Multiple concurrent and convergent stages of genome reduction in bacterial symbionts across a stink bug family

Abstract

Nutritional symbioses between bacteria and insects are prevalent and diverse, allowing insects to expand their feeding strategies and niches. A common consequence of long-term associations is a considerable reduction in symbiont genome size likely influenced by the radical shift in selective pressures as a result of the less variable environment within the host. While several of these cases can be found across distinct insect species, most examples provide a limited view of a single or few stages of the process of genome reduction. Stink bugs (Pentatomidae) contain inherited gamma-proteobacterial symbionts in a modified organ in their midgut and are an example of a long-term nutritional symbiosis, but multiple cases of new symbiont acquisition throughout the history of the family have been described. We sequenced the genomes of 11 symbionts of stink bugs with sizes that ranged from equal to those of their free-living relatives to less than 20%. Comparative genomics of these and previously sequenced symbionts revealed initial stages of genome reduction including an initial pseudogenization before genome reduction, followed by multiple stages of progressive degeneration of existing metabolic pathways likely to impact host interactions such as cell wall component biosynthesis.

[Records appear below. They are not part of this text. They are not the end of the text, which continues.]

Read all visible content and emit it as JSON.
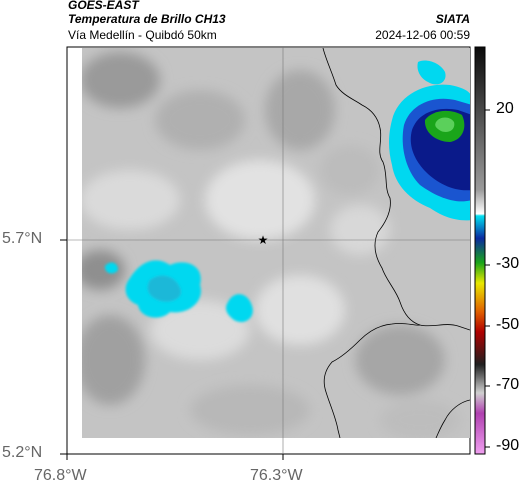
{
  "header": {
    "satellite": "GOES-EAST",
    "product": "Temperatura de Brillo CH13",
    "region": "Vía Medellín - Quibdó 50km",
    "organization": "SIATA",
    "timestamp": "2024-12-06 00:59"
  },
  "axes": {
    "lat_ticks": [
      "5.7°N",
      "5.2°N"
    ],
    "lon_ticks": [
      "76.8°W",
      "76.3°W"
    ]
  },
  "colorbar": {
    "ticks": [
      "20",
      "-30",
      "-50",
      "-70",
      "-90"
    ]
  },
  "colors": {
    "cold_cloud_cyan": "#00d8f0",
    "deep_blue": "#0a1a8a",
    "green_core": "#1aa51a",
    "background_gray": "#c8c8c8"
  }
}
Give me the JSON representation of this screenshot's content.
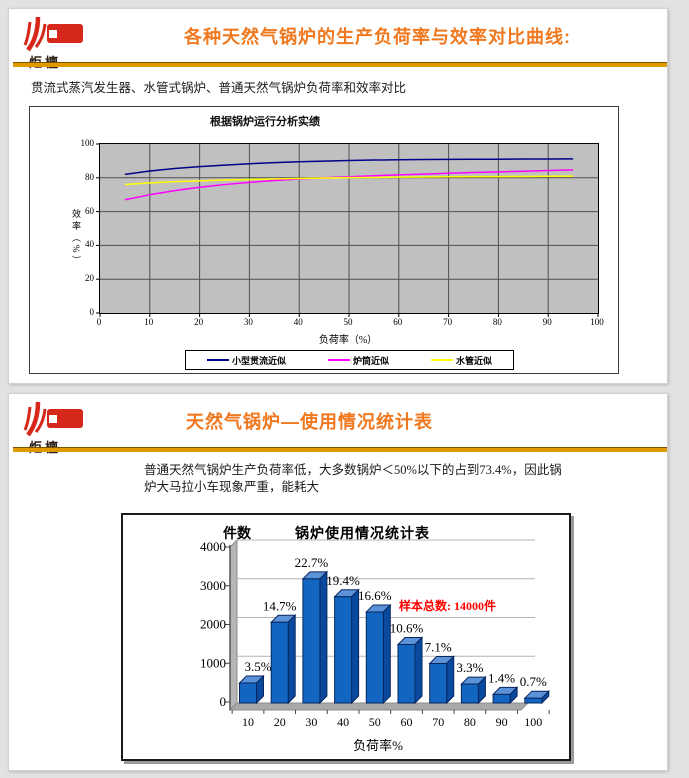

Amino acid biosynthesis pathways were retained in a similar manner as in other nutritional symbionts. Stink bug symbionts display convergent genome reduction events showing progressive changes from a free-living bacterium to a host-dependent symbiont. This system can therefore be used to study convergent genome evolution of symbiosis at a scale not previously available.

Figure 1

Genomic characteristics of pentatomid symbionts. (a–f) Genomic characteristics as a function of genome size for stink bug symbionts. (a) number of genes annotated, (b) GC % of the entire genome, (c) percentage of conserved genes found according to the BUSCO gammaproteobacterial set (Dotted line in indicates the recommended 95% threshold of BUSCO completeness for new species descriptions). (d) tRNAs annotated, (e) coding density of the genome, (f) number of pseudogenes annotated by Prokka. Blue line indicates the LOWESS fitted curve. (g) Number of conserved genes between each genome and all larger genomes (excluding pseudogenes). (h) COG composition of the shared genes for non-symbiotic and large genome symbionts (> 3.8 Mb, dashed bar) and for all genomes including genome reduced symbionts (< 1.4 Mb, solid bar).

Figure 2

Host and symbiont relationships: (a) Stink bug mitochondrial tree with their respective symbiotic bacterial genome size. Nodes with lower than 60% bootstrap support were collapsed. Numbers above nodes represent bootstrap support while numbers underneath represent posterior probability from Bayesian Inference run. X indicates lower than 0.8 posterior probability. NA-genome size was not available. (b) Consensus cladogram of representative genomes of Erwiniaceae and stink bug symbionts. Individual FastTree reconstructions for the 10 longest protein sequences identified to be common for all taxa using reciprocal best hit Blast. E. coli was used as an outgroup. NCBI accession numbers for genomes are shown in parenthesis. Squares indicate a symbiont of a member of the Pentatominae while circles indicate symbionts of Edessinae. Numbers at nodes indicate Shimodaira-Hasegawa (SH)-like local support values. Taxa that were individually reconstructed are shown as polytomies in blue.

Figure 3

Presence of genes involved in branched chain amino acid biosynthesis pathway. The presence of genes in each genome according to the order of the pathway (a) and gene order and presence in the ilv operon region (b). Numbers in parentheses represent genome sizes in Mb. Colors are used to match genes in between panels for ease of visualization. Unlabeled grey pentagons denote genes not directly involved in the pathway.

Figure 4

Genes involved in the production of Lipid A and attachment of O-antigen. (a) Intermediate metabolites are represented in bold and the presence or absence of a gene is represented in the table, with a crossed box indicating not present in all members. (b) Progressive elimination of lpxA, lpxB, and lpxD in the SoE. (c) Loss of lpxK kdsB, and adjacent genes. A double grey line indicates a region of approximately 15 kb containing several genes not shown here. Genes labeled ‘hypoth.’ or unlabeled indicate hypothetical proteins or interrupted CDS. Asterisk indicates a fragmented CDS. Numbers in parentheses correspond to genome sizes in Mb.